Since I am visual, that is my way to get the story where it needs to be.
What authors, or books have influenced you?
Hemingway is my mentor/favorite writer, and his words and stories have inspired me. I think the reason why is when I read his books, I think that he must know who I am and wrote about my life since his feelings are the same as mine. Also his fears and the way he looked at life is similar to how I look at life too.
I also like Fitzgerald, and The Great Gatsby is a magical story about life. He comes at it differently than Hemingway, but still its a fascinating look at how people wrote about life, especially 100 years ago. I found that there wasn’t too much difference from the 1920’s to the 2020’s, just different clothes and language. But the feelings were the same.
The Eric Segal book, The Class, is another great book that influenced me about how authors who write about people make those stories tat are fiction come to life, and the story becomes real to us since we can identify with it.
What are you working on now?
My sixth book, The Redhead and the Fountain Pen, is a story about a man in Atlanta who moves to a small town in the north Georgia mountains. He finds a Dear Jill letter in a copy of, “The Great Gatsby,” and tracks her down to lend his support to her.
Since he doesn’t like social media, and neither does she, so they communicate through handwritten letters, and they eventually fall in love based on their words to each other.
In this day and age, I think this is a nice change from learing about someone through a profile or on a dating service.
What is your best method or website when it comes to promoting your books?
I have a limited budget, so I have to be creative in marketing my books.
I use Instagram, Facebook, X and have made several contacts who have me as a guest on their podcasts.
I have joined several writers groups as well, and promoting through their sites and pages is another great way to get the word out.

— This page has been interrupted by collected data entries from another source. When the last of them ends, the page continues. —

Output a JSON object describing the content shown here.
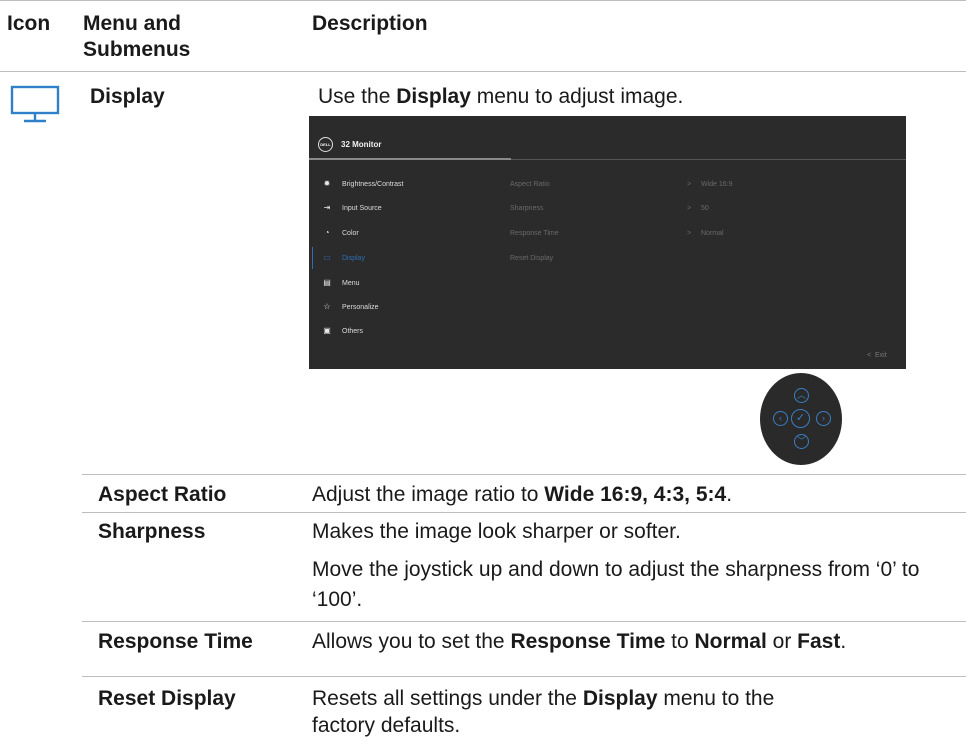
{
  "header": {
    "icon_col": "Icon",
    "menu_col_line1": "Menu and",
    "menu_col_line2": "Submenus",
    "desc_col": "Description"
  },
  "display_row": {
    "icon": "monitor-icon",
    "label": "Display",
    "desc_pre": "Use the ",
    "desc_bold": "Display",
    "desc_post": " menu to adjust image."
  },
  "osd": {
    "logo": "DELL",
    "title": "32 Monitor",
    "menu": [
      {
        "icon": "brightness-icon",
        "glyph": "✹",
        "label": "Brightness/Contrast"
      },
      {
        "icon": "input-source-icon",
        "glyph": "⇥",
        "label": "Input Source"
      },
      {
        "icon": "color-icon",
        "glyph": "◔",
        "label": "Color"
      },
      {
        "icon": "display-icon",
        "glyph": "▭",
        "label": "Display"
      },
      {
        "icon": "menu-icon",
        "glyph": "▤",
        "label": "Menu"
      },
      {
        "icon": "star-icon",
        "glyph": "☆",
        "label": "Personalize"
      },
      {
        "icon": "others-icon",
        "glyph": "▣",
        "label": "Others"
      }
    ],
    "active_index": 3,
    "submenu": [
      {
        "label": "Aspect Ratio",
        "value": "Wide 16:9"
      },
      {
        "label": "Sharpness",
        "value": "50"
      },
      {
        "label": "Response Time",
        "value": "Normal"
      },
      {
        "label": "Reset Display",
        "value": ""
      }
    ],
    "exit": "Exit",
    "colors": {
      "background": "#2b2b2b",
      "accent": "#2f6fb0"
    }
  },
  "joystick": {
    "up": "up-arrow-icon",
    "down": "down-arrow-icon",
    "left": "left-arrow-icon",
    "right": "right-arrow-icon",
    "center": "check-icon"
  },
  "rows": {
    "aspect": {
      "label": "Aspect Ratio",
      "pre": "Adjust the image ratio to ",
      "bold": "Wide 16:9, 4:3, 5:4",
      "post": "."
    },
    "sharpness": {
      "label": "Sharpness",
      "line1": "Makes the image look sharper or softer.",
      "line2": "Move the joystick up and down to adjust the sharpness from ‘0’ to ‘100’."
    },
    "response": {
      "label": "Response Time",
      "pre": "Allows you to set the ",
      "b1": "Response Time",
      "mid1": " to ",
      "b2": "Normal",
      "mid2": " or ",
      "b3": "Fast",
      "post": "."
    },
    "reset": {
      "label": "Reset Display",
      "pre": "Resets all settings under the ",
      "bold": "Display",
      "post": " menu to the factory defaults."
    }
  }
}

I have business cards printed so if I am out, I can give it to whoever I meet so that’s another way to get your brand out to the world.
Do you have any advice for new authors?
Yes, there are a few ideas.
Be thick skinned. Agents are rough and you will have much more rejection than success, so be tough in the face of all the nos.
Write what’s in your heart. If you are passionate about a story, then it will be the best thing you will write, since you will write it with your heart. By the same token, take that and write the first draft with your heart. The edit with your head. But your best work is the work that you love and are knowledgeable about.
Stephen King’s book on writing is like a tool box of information that has helped me. Also, Hemingway’s book on writing is another excellent source of advice for writers.
There will be times you want to give up. Being a writer will find out if you are serious about it or not. If you aren’t, it will find you and you’ll make excuses for not writing and eventually give it up completely. If you love it, all you’ll want to do is write, and feel bad when you’re not doing it, and that’s when you’ll know it’s for you.
What is the best advice you have ever heard?
Don’t let anyone tell you what you can and can’t do. If you want to write a story, and create something that will live forever, only you can stop yourself. Also, you don’t need anyone’s permission to be what you want to be.
What are you reading now?
I am reading Volume 2 of the letters of Ernest Hemingway. It’s a fascinating look at his life through his letters and how his books came to be. It’s like a blueprint to where he got his motivation from, and his ideas for creating stories.
What’s next for you as a writer?
On to book six, which I am going to release in October. And then book seven, which is a hockey romance that will be released in the spring of 2025. Well, unless an agent finds me and wants to work together…haha
If you were going to be stranded on a desert island and allowed to take 3 or 4 books with you what books would you bring?
The Old Man and the Sea. The Great Gatsby. Bums, the oral history of the Brooklyn Dodgers and The Sun Also Rises.